I believe that 2008 and beyond will be huge for mashups and APIs. We are going to move beyond the world of “Look, I took some data and put it together with a Google Map and Calendar” and have full featured read/write in browser APIs thanks in part to the slew of cross domain friendly features that are coming from browsers, Gears, and developer hacks.
I have talked about the blog.gears example, that shows how you can use Blogger as a back-end for a blog system. It seems quite obvious to me that if you are building a Web application that isn’t the Next Blog Thing, why would you want to spend any time building a blog system to get that functionality in the product. You have a couple of choices beyond writing it yourself. You could grab an open source blogging engine (there are many great ones), you could use a service and have blog.* CNAME over, or if you want tight integration you could do what blog.gears does, and use a JavaScript API to access blogger as the store and have it hidden from the user.

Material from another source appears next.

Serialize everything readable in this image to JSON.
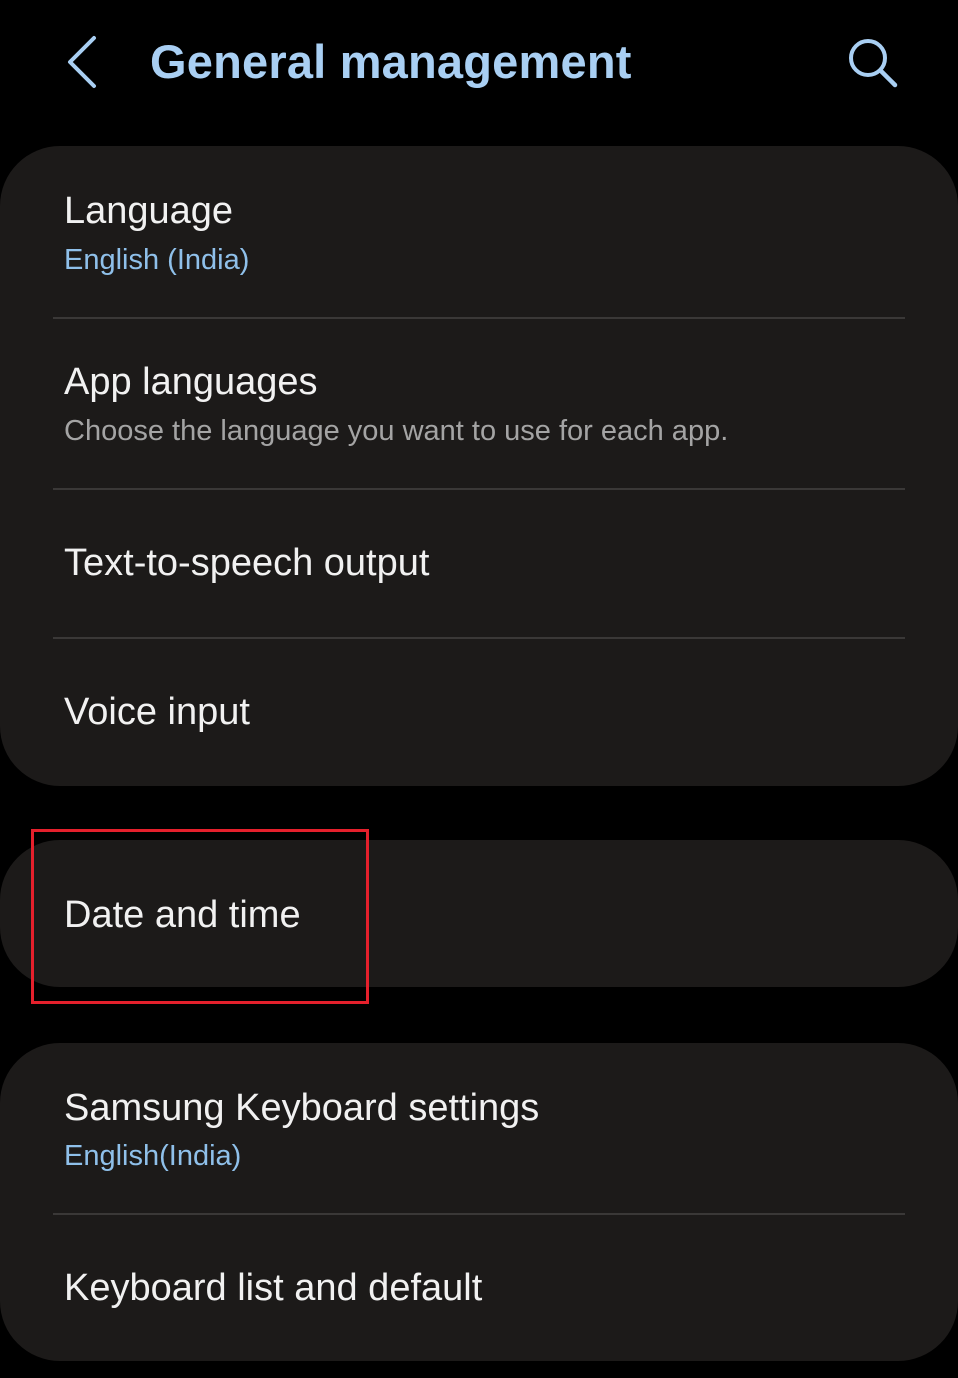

I got to thinking, how will the fact that it is easier to integrate with sites through richer APIs affect M & A?
An example that got me thinking about this is Dopplr and TripIt. Dopplr is a phenomenal service that seems to nail usability and the art of doing one thing, and doing it really well. It is clean. It has subtle touches that I love (the personal colors in the header icon and favicon even).
Them came along TripIt. The killer feature that it has is the ability to email your itineraries that you got from online sites and airlines to the system, and it groks a bunch of the formats and can thus suck them in automatically. Once you hit Apple-F, you are done, and you see the new information appear in your TripIt iCal.
Compare this to Dopplr. For a long time you would manually input your travel information in some shape or form. At the London Future of Web Apps I met Matt Biddulph, who not only was a fantastic, nice, fun guy, who gave the best talk at the event, but also was able to flip a bit which enabled Dopplr to read one of my Google Calendars. This feature is now in the wild for all. That was a great improvement, as I could setup a “Travel” calendar that Dopplr reads from.
I still had to keep that calendar going through. When TripIt came out, I heard cries of Dopplr fans that they should buy TripIt, or merge, or just copy the functionality. That isn’t the way with 2008. Instead, Matt was able to integrate with TripIt in a very simple way.
TripIt produces an iCal calendar from it’s data, and you can simply tie Dopplr to that calendar… and ta da!
I have been in quite a few meetings recently where the topic of buy has changed to be integrate through APIs. This enables each piece to grow, and to have people work on one small thing and make it the best it can be.
Of course, there is a time and a place for buyouts and mergers, but I wonder if they will be a little less frequent now. Then the game changes to being the platform, and being able to monetise it (a.k.a. make money to feed your family!)
Fixing calendars
As an aside, I still find a lot of pain with calendar systems. The main problem that I have is that I want events to cross various calendars, but collapse them in my view. For example, if I am going on a trip, I want my wife to see it, as well as my work colleagues. I don’t want to have to duplicate the entry in multiple calendars and then see the same darn thing repeatedly.